Many of Trump’s supporters are expected to express fealty to the president when they descend on the national capital Wednesday, when Congress is scheduled to meet to formally certify the electoral college vote and hand the presidency to Biden.

A dozen Republican senators, led by Texas Sen. Ted Cruz, say they intend to object to certification and demand an emergency audit of the results — an effort that is certain to accomplish little beyond delaying the vote.

Instead, Wednesday’s wild card will be what happens on the streets of Washington.

D.C. Mayor Muriel Bowser, who issued a jarring warning Sunday reiterating the city’s stringent gun laws and encouraging locals to stay home, has also asked for support from the district’s National Guard contingent to backstop local police forces.
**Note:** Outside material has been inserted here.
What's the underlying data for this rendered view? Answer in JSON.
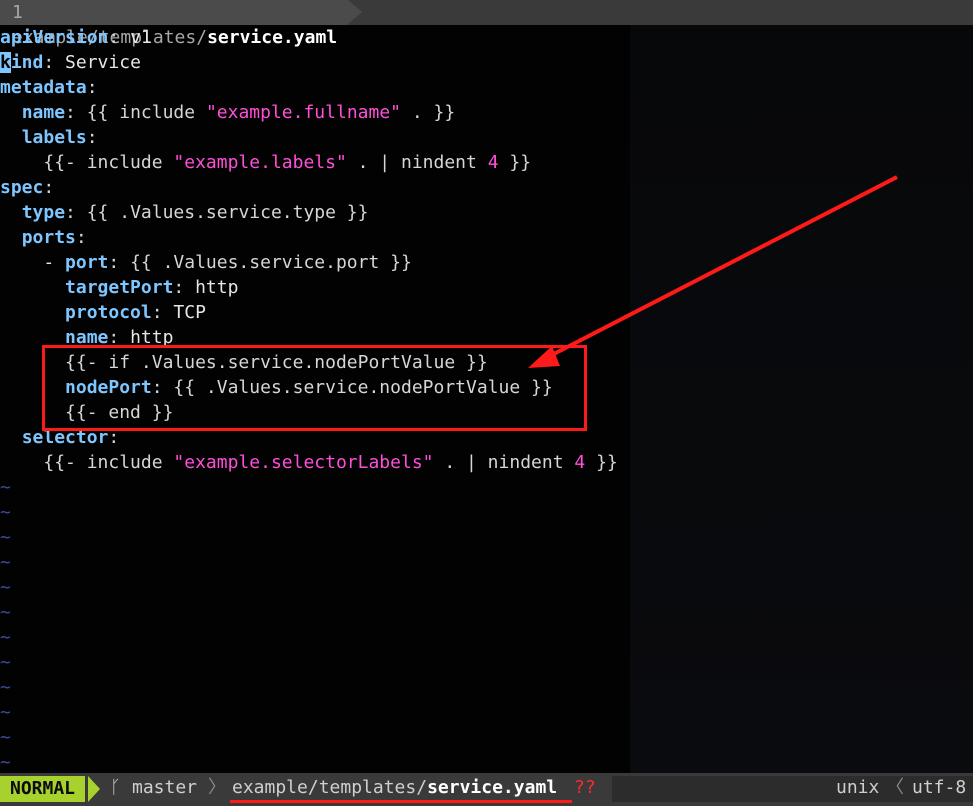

“I am asking Washingtonians and those who live in the region to stay out of the downtown area on Tuesday and Wednesday, and not to engage with demonstrators who come to our city seeking confrontation,” Bowser said in a statement.

“We will do what we must to ensure all who attend remain peaceful.”

Enrique Tarrio, the leader of the white-supremacist Proud Boys and a fixture of recent Trump protests in the city, was arrested Monday on destruction of property charges after a Black Lives Matter banner was torn down and burned during clashes last month.

Trump has reportedly floated the idea of imposing martial law to overturn the election results, reports the president has denied. But clearly, members of the Washington establishment are taking nothing for granted.

A stark opinion piece in Sunday’s Post — co-authored by all 10 of the country’s living former secretaries of defence, Republican and Democrat alike — did little to ease the sense of foreboding.

“Efforts to involve the U.S. armed forces in resolving election disputes would take us into dangerous, unlawful and unconstitutional territory,” they wrote.

“Civilian and military officials who direct or carry out such measures would be accountable, including potentially facing criminal penalties, for the grave consequences of their actions on our republic.”